Without question, this young man, a F. Bourdin is very disturbed and is a clear sociopath. The real thrill of the documentary, however, is its attention to detail, the minutia it presents and its tour de force revelation in turning young Frederic Bourdin into an antihero worthy of Camus' Meursault or Patricia Highsmith's Tom Ripley.

Bourdin, who is rangy and pale, goes about in public ( when he must) like a paranoid porcupine but privately, on camera, he comes alive brimming with a fiesta of confidence. He gets excited by the thrill of deceit and its implications. 

Emotions mean nothing and possess no charge.

Time and time again, he almost gets caught by the overlap of facts and circumstance. But... with seconds to spare, an odd fate always seems to intervene to release him. Bourdin's preparations (or lack thereof), and the labyrinthine surprises that unfold rival the best of existential crime fiction. "The Imposter" contains all the richness of a Truman Capote nonfiction novel. Highlights are to be found in the smoky and surly character of Beverly Dollarhide, Nicholas' mother, (whose name alone is wonderful). Her goal in life is merely "not to think." Also striking in film is the investigator one Philip French, a large jocular man who wears a straw fedora. French could be a dead ringer for Burl Ives and is straight out of The Southern Gothic.
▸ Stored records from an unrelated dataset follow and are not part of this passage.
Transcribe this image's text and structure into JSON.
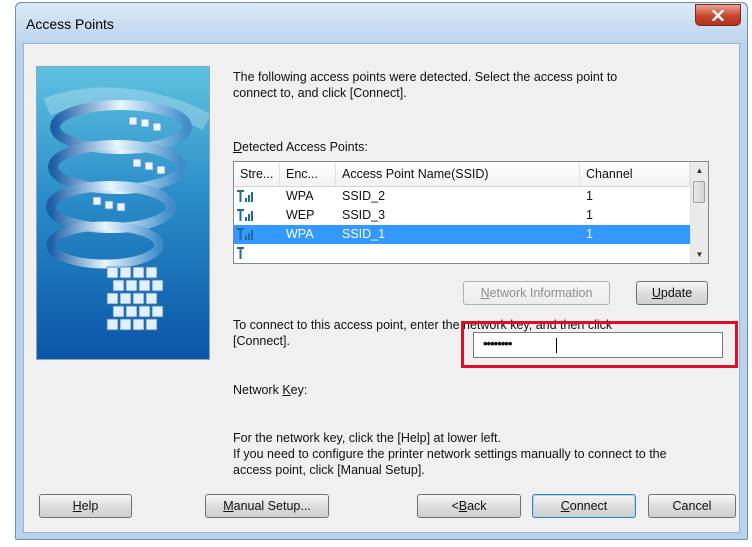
{
  "window": {
    "title": "Access Points",
    "close_icon": "close-x-icon"
  },
  "intro_line1": "The following access points were detected. Select the access point to",
  "intro_line2": "connect to, and click [Connect].",
  "detected_label": "Detected Access Points:",
  "list": {
    "columns": [
      "Stre...",
      "Enc...",
      "Access Point Name(SSID)",
      "Channel"
    ],
    "rows": [
      {
        "signal_icon": "signal-strength-icon",
        "encryption": "WPA",
        "ssid": "SSID_2",
        "channel": "1",
        "selected": false
      },
      {
        "signal_icon": "signal-strength-icon",
        "encryption": "WEP",
        "ssid": "SSID_3",
        "channel": "1",
        "selected": false
      },
      {
        "signal_icon": "signal-strength-icon",
        "encryption": "WPA",
        "ssid": "SSID_1",
        "channel": "1",
        "selected": true
      }
    ]
  },
  "buttons": {
    "network_information": "Network Information",
    "update": "Update",
    "help": "Help",
    "manual_setup": "Manual Setup...",
    "back": "<Back",
    "connect": "Connect",
    "cancel": "Cancel"
  },
  "connect_line1": "To connect to this access point, enter the network key, and then click",
  "connect_line2": "[Connect].",
  "network_key_label": "Network Key:",
  "network_key_value": "••••••••",
  "help_line1": "For the network key, click the [Help] at lower left.",
  "help_line2": "If you need to configure the printer network settings manually to connect to the",
  "help_line3": "access point, click [Manual Setup].",
  "colors": {
    "highlight_box": "#d8102a",
    "selection": "#3399ff"
  }
}
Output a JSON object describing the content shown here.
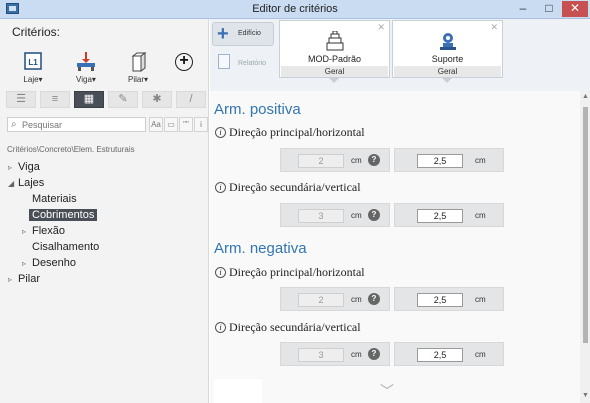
{
  "window": {
    "title": "Editor de critérios",
    "minimize": "–",
    "maximize": "□",
    "close": "✕"
  },
  "left": {
    "title": "Critérios:",
    "tools": [
      {
        "label": "Laje▾",
        "icon": "slab-l1-icon",
        "badge": "L1"
      },
      {
        "label": "Viga▾",
        "icon": "beam-icon"
      },
      {
        "label": "Pilar▾",
        "icon": "column-icon"
      }
    ],
    "add_label": "+",
    "tabs": [
      "☰",
      "≡",
      "▦",
      "✎",
      "✱",
      "/"
    ],
    "search": {
      "placeholder": "Pesquisar",
      "opts": [
        "Aa",
        "▭",
        "\"\"",
        "i"
      ]
    },
    "path": "Critérios\\Concreto\\Elem. Estruturais",
    "tree": [
      {
        "label": "Viga",
        "arrow": "▹",
        "level": 0
      },
      {
        "label": "Lajes",
        "arrow": "◢",
        "level": 0
      },
      {
        "label": "Materiais",
        "arrow": "",
        "level": 1
      },
      {
        "label": "Cobrimentos",
        "arrow": "",
        "level": 1,
        "selected": true
      },
      {
        "label": "Flexão",
        "arrow": "▹",
        "level": 1
      },
      {
        "label": "Cisalhamento",
        "arrow": "",
        "level": 1
      },
      {
        "label": "Desenho",
        "arrow": "▹",
        "level": 1
      },
      {
        "label": "Pilar",
        "arrow": "▹",
        "level": 0
      }
    ]
  },
  "nav": {
    "edificio": "Edifício",
    "relatorio": "Relatório"
  },
  "cards": [
    {
      "name": "MOD-Padrão",
      "group": "Geral",
      "close": "✕"
    },
    {
      "name": "Suporte",
      "group": "Geral",
      "close": "✕"
    }
  ],
  "sections": [
    {
      "title": "Arm. positiva",
      "rows": [
        {
          "label": "Direção principal/horizontal",
          "info": "i",
          "left_value": "2",
          "left_unit": "cm",
          "help": "?",
          "right_value": "2,5",
          "right_unit": "cm"
        },
        {
          "label": "Direção secundária/vertical",
          "info": "i",
          "left_value": "3",
          "left_unit": "cm",
          "help": "?",
          "right_value": "2,5",
          "right_unit": "cm"
        }
      ]
    },
    {
      "title": "Arm. negativa",
      "rows": [
        {
          "label": "Direção principal/horizontal",
          "info": "i",
          "left_value": "2",
          "left_unit": "cm",
          "help": "?",
          "right_value": "2,5",
          "right_unit": "cm"
        },
        {
          "label": "Direção secundária/vertical",
          "info": "i",
          "left_value": "3",
          "left_unit": "cm",
          "help": "?",
          "right_value": "2,5",
          "right_unit": "cm"
        }
      ]
    }
  ],
  "scroll": {
    "up": "▲",
    "down": "▼"
  },
  "more": "﹀",
  "colors": {
    "accent": "#3276b1",
    "titlebar": "#c9dcf2",
    "selected": "#4a4f57",
    "close": "#c75050"
  }
}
Film enthusiasts might be tempted to put Beverly and her clan in the company of "Winter's Bone" and it would be fitting for them to do so.  The Dollarhide house is mahogany brown throughout and punctuated by animal heads. The relatives are besieged by smoke, embedded in wrinkles and enervated by the push and pull of amorality. As the film progresses, they virtually disappear within their sepia and ochre domestic landscapes. All of Nicholas' relatives become dissipated by happenstance and their own pettiness.

The film's final images of Frederic Bourdin dancing spastically in prison, in the style of Michael Jackson, is as satisfying as Dostoyevsky or Samuel Beckett, yet they have more in keeping with John Kennedy Toole.

And whether you enjoy the qualities of ambivalent fiction or not, "Imposter" remains a must see. Fear not. As you slink into the theater and take a corner seat, you need not change the color of your eyes.